Carrefour, Colruyt et Delhaize s’engagent à payer un surplus aux éleveurs de porcs

La concertation de la chaîne agroalimentaire entre les supermarchés et les éleveurs de porcs s’est soldée par un échec. Du coup le supplément unique de 24 millions d’euros promis aux éleveurs de porcs s’en trouve fortement compromis. Toutefois les trois grands – Carrefour, Colruyt et Delhaize – ont décidé de mettre la main à la poche.

Qui paiera les 24 millions d’euros promis ?

Fin août, après des semaines de négociations, les organisations agricoles, les fédérations de la chaîne de distribution et l’industrie de la viande étaient finalement parvenues à un accord concernant l’octroi d’un supplément unique de 24 millions d’euros aux éleveurs de porcs, qui travaillent à perte depuis huit ans en raison des prix extrêmement bas de la viande porcine. Quant à savoir qui paierait combien, la question était restée sans réponse. A présent les négociations à ce sujet sont dans l’impasse.


Selon la fédération du commerce Comeos, les négociations auraient échoué parce que le gendarme belge de la concurrence aurait émis des objections par crainte d’ententes sur les prix. Ce que dément Pieter Verhelst du Boerenbond : « Les autorités de la concurrence nous ont bel et bien donné des possibilités. Il a été proposé que chaque partenaire dans la chaîne porcine verse une contribution volontaire à un fonds. Ce qui rapporterait 15 à 20 cents par kilo de viande porcine fraîche, soit au total 10 à 15 millions d’euros. Nous voulions la garantie pour 10 millions, les partenaires de la chaîne n’ont pas voulu donner cette garantie. »

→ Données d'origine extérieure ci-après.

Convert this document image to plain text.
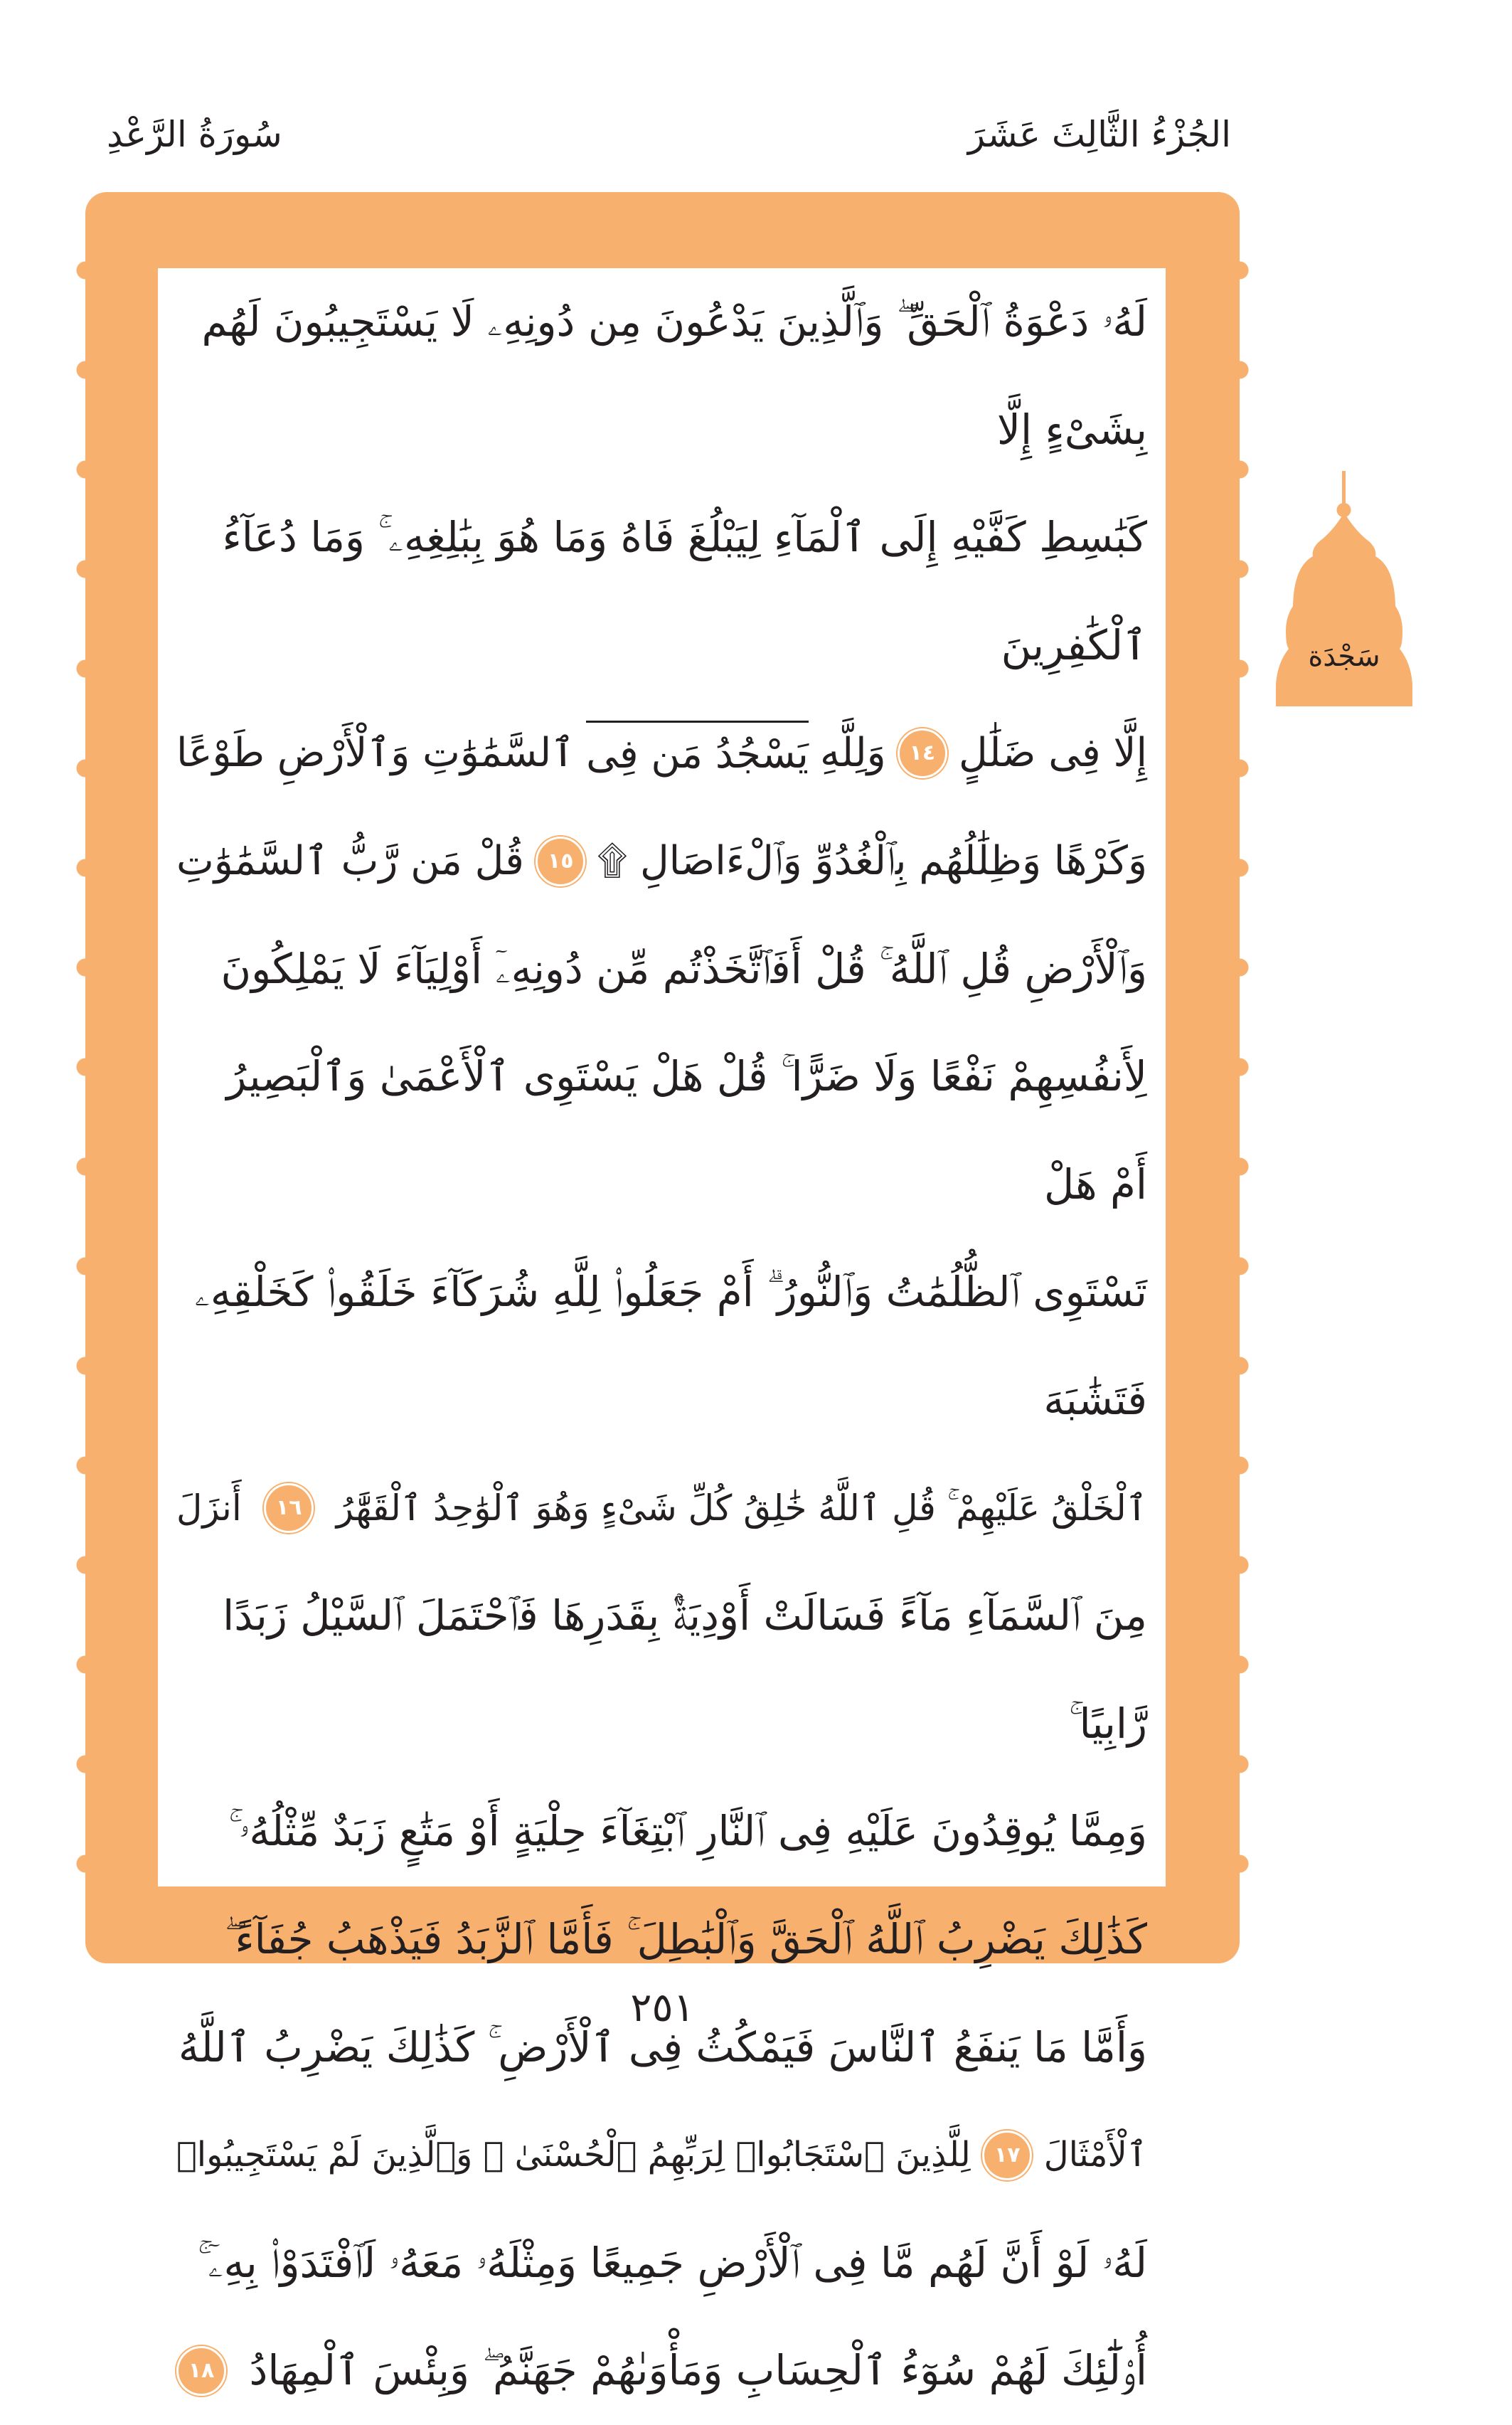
الجُزْءُ الثَّالِثَ عَشَرَ
سُورَةُ الرَّعْدِ
لَهُۥ دَعْوَةُ ٱلْحَقِّ ۖ وَٱلَّذِينَ يَدْعُونَ مِن دُونِهِۦ لَا يَسْتَجِيبُونَ لَهُم بِشَىْءٍ إِلَّا
كَبَٰسِطِ كَفَّيْهِ إِلَى ٱلْمَآءِ لِيَبْلُغَ فَاهُ وَمَا هُوَ بِبَٰلِغِهِۦ ۚ وَمَا دُعَآءُ ٱلْكَٰفِرِينَ
إِلَّا فِى ضَلَٰلٍ
١٤
وَلِلَّهِ
يَسْجُدُ مَن فِى
ٱلسَّمَٰوَٰتِ وَٱلْأَرْضِ طَوْعًا
وَكَرْهًا وَظِلَٰلُهُم بِٱلْغُدُوِّ وَٱلْءَاصَالِ ۩
١٥
قُلْ مَن رَّبُّ ٱلسَّمَٰوَٰتِ
وَٱلْأَرْضِ قُلِ ٱللَّهُ ۚ قُلْ أَفَٱتَّخَذْتُم مِّن دُونِهِۦٓ أَوْلِيَآءَ لَا يَمْلِكُونَ
لِأَنفُسِهِمْ نَفْعًا وَلَا ضَرًّا ۚ قُلْ هَلْ يَسْتَوِى ٱلْأَعْمَىٰ وَٱلْبَصِيرُ أَمْ هَلْ
تَسْتَوِى ٱلظُّلُمَٰتُ وَٱلنُّورُ ۗ أَمْ جَعَلُوا۟ لِلَّهِ شُرَكَآءَ خَلَقُوا۟ كَخَلْقِهِۦ فَتَشَٰبَهَ
ٱلْخَلْقُ عَلَيْهِمْ ۚ قُلِ ٱللَّهُ خَٰلِقُ كُلِّ شَىْءٍ وَهُوَ ٱلْوَٰحِدُ ٱلْقَهَّٰرُ
١٦
أَنزَلَ
مِنَ ٱلسَّمَآءِ مَآءً فَسَالَتْ أَوْدِيَةٌۢ بِقَدَرِهَا فَٱحْتَمَلَ ٱلسَّيْلُ زَبَدًا رَّابِيًا ۚ
وَمِمَّا يُوقِدُونَ عَلَيْهِ فِى ٱلنَّارِ ٱبْتِغَآءَ حِلْيَةٍ أَوْ مَتَٰعٍ زَبَدٌ مِّثْلُهُۥ ۚ
كَذَٰلِكَ يَضْرِبُ ٱللَّهُ ٱلْحَقَّ وَٱلْبَٰطِلَ ۚ فَأَمَّا ٱلزَّبَدُ فَيَذْهَبُ جُفَآءً ۖ
وَأَمَّا مَا يَنفَعُ ٱلنَّاسَ فَيَمْكُثُ فِى ٱلْأَرْضِ ۚ كَذَٰلِكَ يَضْرِبُ ٱللَّهُ
ٱلْأَمْثَالَ
١٧
لِلَّذِينَ ٱسْتَجَابُوا۟ لِرَبِّهِمُ ٱلْحُسْنَىٰ ۚ وَٱلَّذِينَ لَمْ يَسْتَجِيبُوا۟
لَهُۥ لَوْ أَنَّ لَهُم مَّا فِى ٱلْأَرْضِ جَمِيعًا وَمِثْلَهُۥ مَعَهُۥ لَٱفْتَدَوْا۟ بِهِۦٓ ۚ
أُو۟لَٰٓئِكَ لَهُمْ سُوٓءُ ٱلْحِسَابِ وَمَأْوَىٰهُمْ جَهَنَّمُ ۖ وَبِئْسَ ٱلْمِهَادُ
١٨
سَجْدَة
٢٥١
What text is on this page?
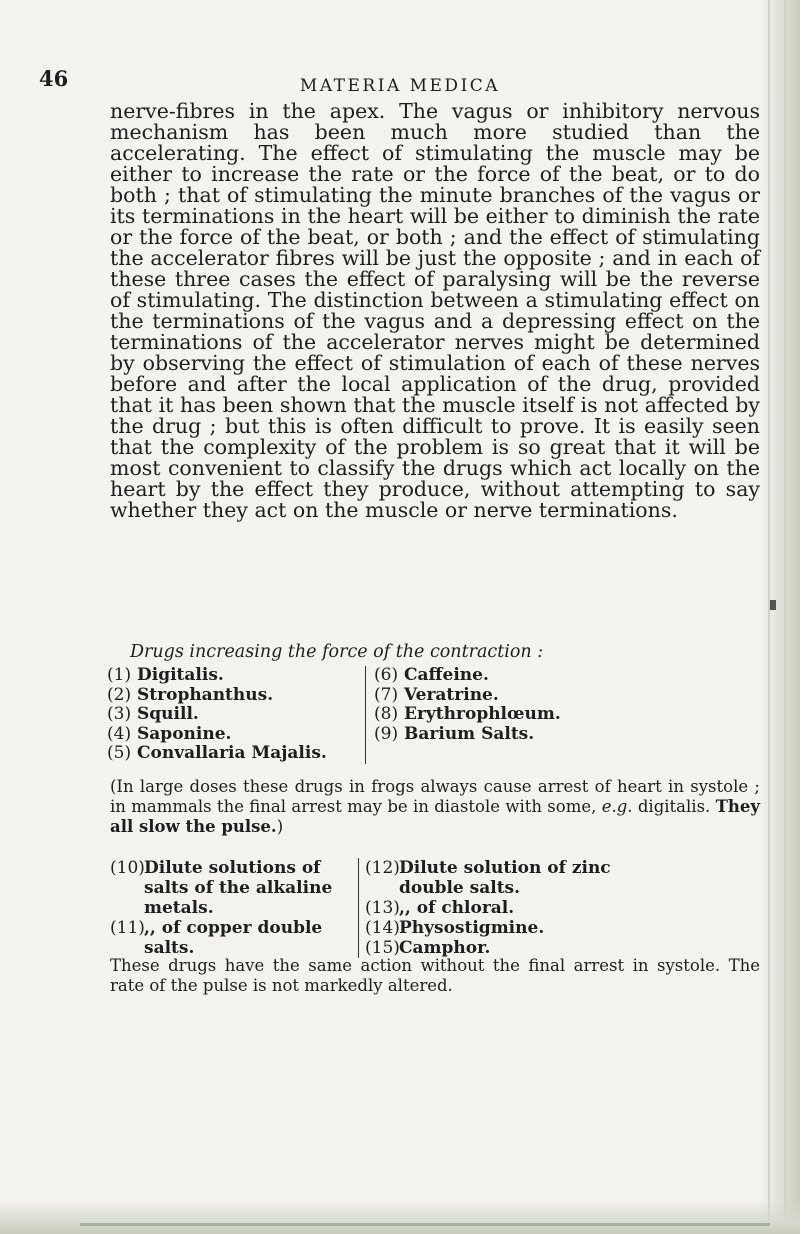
46	MATERIA MEDICA
nerve-fibres in the apex. The vagus or inhibitory nervous mechanism has been much more studied than the accelerating. The effect of stimulating the muscle may be either to increase the rate or the force of the beat, or to do both ; that of stimulating the minute branches of the vagus or its terminations in the heart will be either to diminish the rate or the force of the beat, or both ; and the effect of stimulating the accelerator fibres will be just the opposite ; and in each of these three cases the effect of paralysing will be the reverse of stimulating. The distinction between a stimulating effect on the terminations of the vagus and a depressing effect on the terminations of the accelerator nerves might be determined by observing the effect of stimulation of each of these nerves before and after the local application of the drug, provided that it has been shown that the muscle itself is not affected by the drug ; but this is often difficult to prove. It is easily seen that the complexity of the problem is so great that it will be most convenient to classify the drugs which act locally on the heart by the effect they produce, without attempting to say whether they act on the muscle or nerve terminations.
Drugs increasing the force of the contraction :
(1) Digitalis.
(2) Strophanthus.
(3) Squill.
(4) Saponine.
(5) Convallaria Majalis.
(6) Caffeine.
(7) Veratrine.
(8) Erythrophlœum.
(9) Barium Salts.
(In large doses these drugs in frogs always cause arrest of heart in systole ; in mammals the final arrest may be in diastole with some, e.g. digitalis. They all slow the pulse.)
(10) Dilute solutions of salts of the alkaline metals.
(11) ,, of copper double salts.
(12) Dilute solution of zinc double salts.
(13) ,, of chloral.
(14) Physostigmine.
(15) Camphor.
These drugs have the same action without the final arrest in systole. The rate of the pulse is not markedly altered.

Entretemps le ministre compétent Willy Borsus (MR) s’efforce de remettre les négociations sur les rails : « A l’heure où le secteur agricole – et surtout le secteur de la viande porcine et le secteur laitier, mais également le secteur de la viande bovine – est confronté à de graves difficultés, il est crucial que les relations entre les différents acteurs de la chaîne puissent être maintenues. » Le ministre fédéral de l’agriculture souligne la grande importance du secteur agroalimentaire, du commerce et des autres acteurs actifs dans la transformation de produits agricoles, en matière d’emploi et d’activité économique.


Carrefour, Colruyt et Delhaize viennent au secours des éleveurs de porcs

En attendant les organisations agricoles ont l’intention d’inciter individuellement les grandes surfaces, les abattoirs et les entreprises de transformation de viande à fournir une contribution volontaire : « Les fédérations du commerce (Comeos) et de l’industrie de la viande (Fevia, Fenavian et Febev) ne parviennent pas à tenir parole et à respecter leurs engagements. C’est pourquoi dans les prochains jours nous nous rendrons chez leurs membres individuellement avec de petites délégations d’éleveurs de porcs. Nous leur demanderons personnellement s’ils souhaitent respecter leur engagement. Nous leur demanderons explicitement de signer une déclaration d’engagement et de préciser le montant de leur contribution. »


Une question à laquelle les ‘Trois grands’ ont déjà répondu. « Afin de soutenir les éleveurs de porcs dans une période où la viande porcine a atteint un prix historiquement bas, Carrefour Belgium dès demain paiera à ses fournisseurs un surplus de 10 euros par porc, soit 0,10 euros par kilo de viande porcine acheté. En prenant cette mesure temporaire nous suivons de manière cohérente la position qui nous avions déjà prise et communiquée au mois d’août lors de la concertation de la chaîne agroalimentaire », a fait savoir le porte-parole Baptiste van Outryve.


Colruyt aussi paiera 10 cents supplémentaires par kilo de viande porcine, et ce « pour toute la viande porcine qui nous est fournie, quelle que soit la forme sous laquelle elle sera vendue par après : viande fraîche, charcuterie, produits dérivés », précise Stefan Goethaert, directeur Colruyt Group Fine Food. « D’ici deux mois nous réévaluerons la situation sans perdre de vue l’évolution des discussions au sein de la concertation de la chaîne agroalimentaire. »


Et enfin Delhaize s’engage à verser 1 euro supplémentaire, en plus de la contribution de 2 euros que le distributeur verse déjà de sa propre initiative depuis mi-juillet, et ce « tant que le prix de la viande porcine restera à ce niveau historiquement bas. Cette décision s’inscrit dans la stratégie de Delhaize d'opter pour des produits frais belges. » Le distributeur précise que la contribution de crise supplémentaire de 3 euros s’ajoute aux 3,6 euros par porc qu’il paie depuis 2014 à tous les éleveurs belges qui fournissent à Delhaize des porcs dotés du label ‘Mieux pour tous’.